When Managers Make Decisions

When Managers Make Decisions

IF YOU OPERATE A CLINICAL LABORATORY, does the news of NeoPath, Inc.’s national contracts with Kaiser Permanente and SmithKline Beecham Clinical Laboratories (SBCL) alter your competitive position in the market?

After all, it’s only been a few months since the Food and Drug Administration (FDA) approved NeoPath’s Pre-Market Application (PMA) to use its AutoPap System as a primary screener. AutoPap has not been in widespread use as a primary screener. Consequently, any laboratory interested in acquiring this system has only a finite amount of clinical data available to evaluate this product.

So why did Kaiser make the decision to utilize AutoPap as the primary screener for its yearly volume of 1.4 million Pap smears? What did SBCL know that encouraged it to adopt AutoPap for primary screening of its yearly volume of Pap smears?

I would suggest that these decisions are not based on unique knowledge, unavailable to other laboratories. Quite the contrary. I believe these two companies demonstrate why people make the difference between success and failure within any laboratory company.

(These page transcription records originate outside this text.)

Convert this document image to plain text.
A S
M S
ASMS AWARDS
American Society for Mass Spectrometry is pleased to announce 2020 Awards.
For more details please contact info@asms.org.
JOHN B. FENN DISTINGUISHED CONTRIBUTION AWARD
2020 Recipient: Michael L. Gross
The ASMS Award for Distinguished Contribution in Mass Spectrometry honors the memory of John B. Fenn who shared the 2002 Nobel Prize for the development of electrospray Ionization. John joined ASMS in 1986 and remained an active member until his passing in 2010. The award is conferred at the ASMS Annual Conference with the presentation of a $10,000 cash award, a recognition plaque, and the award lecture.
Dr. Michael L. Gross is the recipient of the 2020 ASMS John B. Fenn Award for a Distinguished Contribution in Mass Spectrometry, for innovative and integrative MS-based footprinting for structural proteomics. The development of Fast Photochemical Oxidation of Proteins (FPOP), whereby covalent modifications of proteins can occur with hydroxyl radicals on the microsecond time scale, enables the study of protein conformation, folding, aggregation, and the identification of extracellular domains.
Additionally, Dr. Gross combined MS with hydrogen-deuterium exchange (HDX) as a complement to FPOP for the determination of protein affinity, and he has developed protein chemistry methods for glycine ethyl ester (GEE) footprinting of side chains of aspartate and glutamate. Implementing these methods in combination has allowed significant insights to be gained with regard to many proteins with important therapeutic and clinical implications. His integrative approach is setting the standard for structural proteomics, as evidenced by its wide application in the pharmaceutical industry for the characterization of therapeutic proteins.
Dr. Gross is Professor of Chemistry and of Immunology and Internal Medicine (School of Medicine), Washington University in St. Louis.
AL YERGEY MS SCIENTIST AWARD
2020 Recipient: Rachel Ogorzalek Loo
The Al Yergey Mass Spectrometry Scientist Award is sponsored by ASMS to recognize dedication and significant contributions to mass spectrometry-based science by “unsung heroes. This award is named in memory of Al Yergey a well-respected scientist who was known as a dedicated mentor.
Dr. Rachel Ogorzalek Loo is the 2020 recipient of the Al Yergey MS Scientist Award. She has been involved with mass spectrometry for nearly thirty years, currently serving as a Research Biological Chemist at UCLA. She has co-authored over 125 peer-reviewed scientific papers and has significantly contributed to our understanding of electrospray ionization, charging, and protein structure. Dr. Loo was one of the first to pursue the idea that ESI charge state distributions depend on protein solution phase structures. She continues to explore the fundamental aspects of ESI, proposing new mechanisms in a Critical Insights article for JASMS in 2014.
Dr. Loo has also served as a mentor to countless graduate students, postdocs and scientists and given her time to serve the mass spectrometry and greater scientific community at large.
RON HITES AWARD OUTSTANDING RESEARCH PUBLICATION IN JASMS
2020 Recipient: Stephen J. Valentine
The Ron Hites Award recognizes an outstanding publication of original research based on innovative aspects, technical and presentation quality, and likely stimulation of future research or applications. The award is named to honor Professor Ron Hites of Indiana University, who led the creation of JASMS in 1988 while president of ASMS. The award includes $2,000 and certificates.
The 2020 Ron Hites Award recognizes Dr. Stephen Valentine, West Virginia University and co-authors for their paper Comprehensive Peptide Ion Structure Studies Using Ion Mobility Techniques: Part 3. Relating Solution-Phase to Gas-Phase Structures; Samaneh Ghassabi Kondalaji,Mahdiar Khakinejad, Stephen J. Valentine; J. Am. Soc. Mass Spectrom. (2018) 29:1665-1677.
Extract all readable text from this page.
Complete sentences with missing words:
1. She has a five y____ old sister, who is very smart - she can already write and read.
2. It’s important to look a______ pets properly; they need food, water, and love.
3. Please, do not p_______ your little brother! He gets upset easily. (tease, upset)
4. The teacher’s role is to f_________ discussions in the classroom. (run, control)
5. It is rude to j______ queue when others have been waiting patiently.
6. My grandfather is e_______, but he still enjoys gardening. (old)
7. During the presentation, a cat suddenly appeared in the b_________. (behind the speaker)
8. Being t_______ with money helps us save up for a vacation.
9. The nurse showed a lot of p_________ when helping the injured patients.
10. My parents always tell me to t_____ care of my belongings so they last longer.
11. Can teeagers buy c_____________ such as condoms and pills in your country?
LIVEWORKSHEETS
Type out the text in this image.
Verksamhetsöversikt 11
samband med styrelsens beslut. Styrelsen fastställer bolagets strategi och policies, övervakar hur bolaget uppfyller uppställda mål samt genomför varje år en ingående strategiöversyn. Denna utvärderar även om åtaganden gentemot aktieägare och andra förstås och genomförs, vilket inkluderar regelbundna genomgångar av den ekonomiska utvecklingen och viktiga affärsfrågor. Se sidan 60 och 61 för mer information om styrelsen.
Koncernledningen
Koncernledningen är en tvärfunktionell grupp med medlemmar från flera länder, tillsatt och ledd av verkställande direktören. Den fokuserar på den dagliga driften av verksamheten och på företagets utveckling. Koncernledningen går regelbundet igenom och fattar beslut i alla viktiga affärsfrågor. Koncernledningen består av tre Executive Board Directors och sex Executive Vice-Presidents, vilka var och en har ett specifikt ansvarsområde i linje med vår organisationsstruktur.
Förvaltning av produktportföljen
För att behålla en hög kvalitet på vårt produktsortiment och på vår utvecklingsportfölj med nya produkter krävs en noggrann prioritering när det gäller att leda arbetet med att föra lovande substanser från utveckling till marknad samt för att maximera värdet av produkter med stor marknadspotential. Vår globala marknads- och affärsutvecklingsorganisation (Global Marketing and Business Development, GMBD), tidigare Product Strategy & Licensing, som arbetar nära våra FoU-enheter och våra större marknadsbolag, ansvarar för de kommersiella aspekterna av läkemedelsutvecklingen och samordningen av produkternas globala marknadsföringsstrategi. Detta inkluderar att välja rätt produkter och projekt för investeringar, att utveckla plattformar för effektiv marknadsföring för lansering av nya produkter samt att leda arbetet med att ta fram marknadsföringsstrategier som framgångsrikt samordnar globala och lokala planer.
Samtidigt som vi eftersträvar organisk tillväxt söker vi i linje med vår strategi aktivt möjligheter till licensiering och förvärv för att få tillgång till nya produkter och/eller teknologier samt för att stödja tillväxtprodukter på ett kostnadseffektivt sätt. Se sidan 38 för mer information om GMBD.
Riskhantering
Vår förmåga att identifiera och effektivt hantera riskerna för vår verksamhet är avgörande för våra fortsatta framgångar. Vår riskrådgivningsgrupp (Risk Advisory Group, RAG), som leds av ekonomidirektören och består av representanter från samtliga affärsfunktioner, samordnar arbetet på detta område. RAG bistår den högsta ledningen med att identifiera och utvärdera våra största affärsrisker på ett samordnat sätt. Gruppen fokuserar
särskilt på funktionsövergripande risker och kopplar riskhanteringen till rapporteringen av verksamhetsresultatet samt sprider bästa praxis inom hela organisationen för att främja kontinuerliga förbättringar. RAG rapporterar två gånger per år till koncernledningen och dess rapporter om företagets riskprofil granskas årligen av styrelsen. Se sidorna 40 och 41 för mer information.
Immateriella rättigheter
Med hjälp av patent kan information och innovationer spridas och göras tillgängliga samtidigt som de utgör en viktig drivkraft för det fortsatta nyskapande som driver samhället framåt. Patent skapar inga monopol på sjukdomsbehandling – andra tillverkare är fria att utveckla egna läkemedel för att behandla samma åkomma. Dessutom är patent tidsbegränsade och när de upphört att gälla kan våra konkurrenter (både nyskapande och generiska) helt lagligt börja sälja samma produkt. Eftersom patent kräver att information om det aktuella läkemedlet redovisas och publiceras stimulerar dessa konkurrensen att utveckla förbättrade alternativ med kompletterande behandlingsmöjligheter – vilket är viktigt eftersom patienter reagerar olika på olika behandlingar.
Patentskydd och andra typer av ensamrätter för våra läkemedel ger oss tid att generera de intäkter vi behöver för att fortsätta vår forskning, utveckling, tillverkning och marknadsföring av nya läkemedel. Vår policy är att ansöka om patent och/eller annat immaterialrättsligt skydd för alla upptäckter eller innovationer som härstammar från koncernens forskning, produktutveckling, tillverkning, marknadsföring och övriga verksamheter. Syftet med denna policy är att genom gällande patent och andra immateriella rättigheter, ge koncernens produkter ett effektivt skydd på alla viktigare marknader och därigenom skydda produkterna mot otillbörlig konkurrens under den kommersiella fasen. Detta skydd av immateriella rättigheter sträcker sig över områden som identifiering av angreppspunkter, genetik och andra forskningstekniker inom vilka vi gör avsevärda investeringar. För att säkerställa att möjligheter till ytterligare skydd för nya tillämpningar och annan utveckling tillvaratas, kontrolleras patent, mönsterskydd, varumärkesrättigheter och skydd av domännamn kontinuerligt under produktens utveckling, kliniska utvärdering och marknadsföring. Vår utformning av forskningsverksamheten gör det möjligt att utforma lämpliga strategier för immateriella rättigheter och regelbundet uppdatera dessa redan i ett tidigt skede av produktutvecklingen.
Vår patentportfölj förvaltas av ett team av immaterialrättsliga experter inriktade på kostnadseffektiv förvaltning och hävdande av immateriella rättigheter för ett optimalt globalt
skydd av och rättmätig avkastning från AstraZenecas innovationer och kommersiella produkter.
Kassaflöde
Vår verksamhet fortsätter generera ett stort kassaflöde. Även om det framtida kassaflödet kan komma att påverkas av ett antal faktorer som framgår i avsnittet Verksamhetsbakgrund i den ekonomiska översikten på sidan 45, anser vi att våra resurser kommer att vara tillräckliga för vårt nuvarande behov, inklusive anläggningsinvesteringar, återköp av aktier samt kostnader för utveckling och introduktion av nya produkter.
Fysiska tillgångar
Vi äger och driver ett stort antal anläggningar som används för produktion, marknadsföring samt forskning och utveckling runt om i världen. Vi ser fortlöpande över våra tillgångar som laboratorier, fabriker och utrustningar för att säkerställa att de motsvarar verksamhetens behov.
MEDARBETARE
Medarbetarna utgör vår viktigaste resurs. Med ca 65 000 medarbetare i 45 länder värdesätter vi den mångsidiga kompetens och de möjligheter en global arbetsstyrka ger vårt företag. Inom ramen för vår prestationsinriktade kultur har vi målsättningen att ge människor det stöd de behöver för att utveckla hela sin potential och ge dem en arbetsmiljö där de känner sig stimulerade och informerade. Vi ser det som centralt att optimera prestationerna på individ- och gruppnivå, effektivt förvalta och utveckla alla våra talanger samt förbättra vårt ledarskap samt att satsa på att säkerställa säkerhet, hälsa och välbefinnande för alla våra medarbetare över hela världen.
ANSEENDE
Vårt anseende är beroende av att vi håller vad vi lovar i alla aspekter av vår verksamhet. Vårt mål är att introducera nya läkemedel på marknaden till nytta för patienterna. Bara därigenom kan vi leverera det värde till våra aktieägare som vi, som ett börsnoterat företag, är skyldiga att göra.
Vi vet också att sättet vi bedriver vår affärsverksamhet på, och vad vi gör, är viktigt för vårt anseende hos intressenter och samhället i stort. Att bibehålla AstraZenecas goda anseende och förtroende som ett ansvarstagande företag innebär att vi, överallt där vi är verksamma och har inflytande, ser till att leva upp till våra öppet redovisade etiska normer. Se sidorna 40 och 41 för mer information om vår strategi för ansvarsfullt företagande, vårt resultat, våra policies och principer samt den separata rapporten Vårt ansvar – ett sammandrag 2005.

Managers at both Kaiser and SBCL took initiative to bring the technology in-house at a time when it was exotic, unknown, and unproven.

Management at both companies encouraged their people to experiment with the earliest generations of competing automated cytology instruments. Corporate learning occurred as a result of the hands-on interaction with various new methods for screening Pap smears. These organizations supported management “experiments” that held the promise of improved quality and increased productivity.

I offer another insight about these two companies. It is risky to be the first to adopt radical new technology and clinical methods. But reward is commensurate with risk. Managers took the “risk” to be first. But how much risk are they taking after they have their own clinical experience with this automated cytology technology? Their willingness to experiment gave them knowledge unavailable to competing labs.

Managers and Medical Directors at both these companies should get recognition for their willingness to change the status quo. Their actions will improve the competitive position of their companies, possibly even while putting your own laboratory at a competitive disadvantage!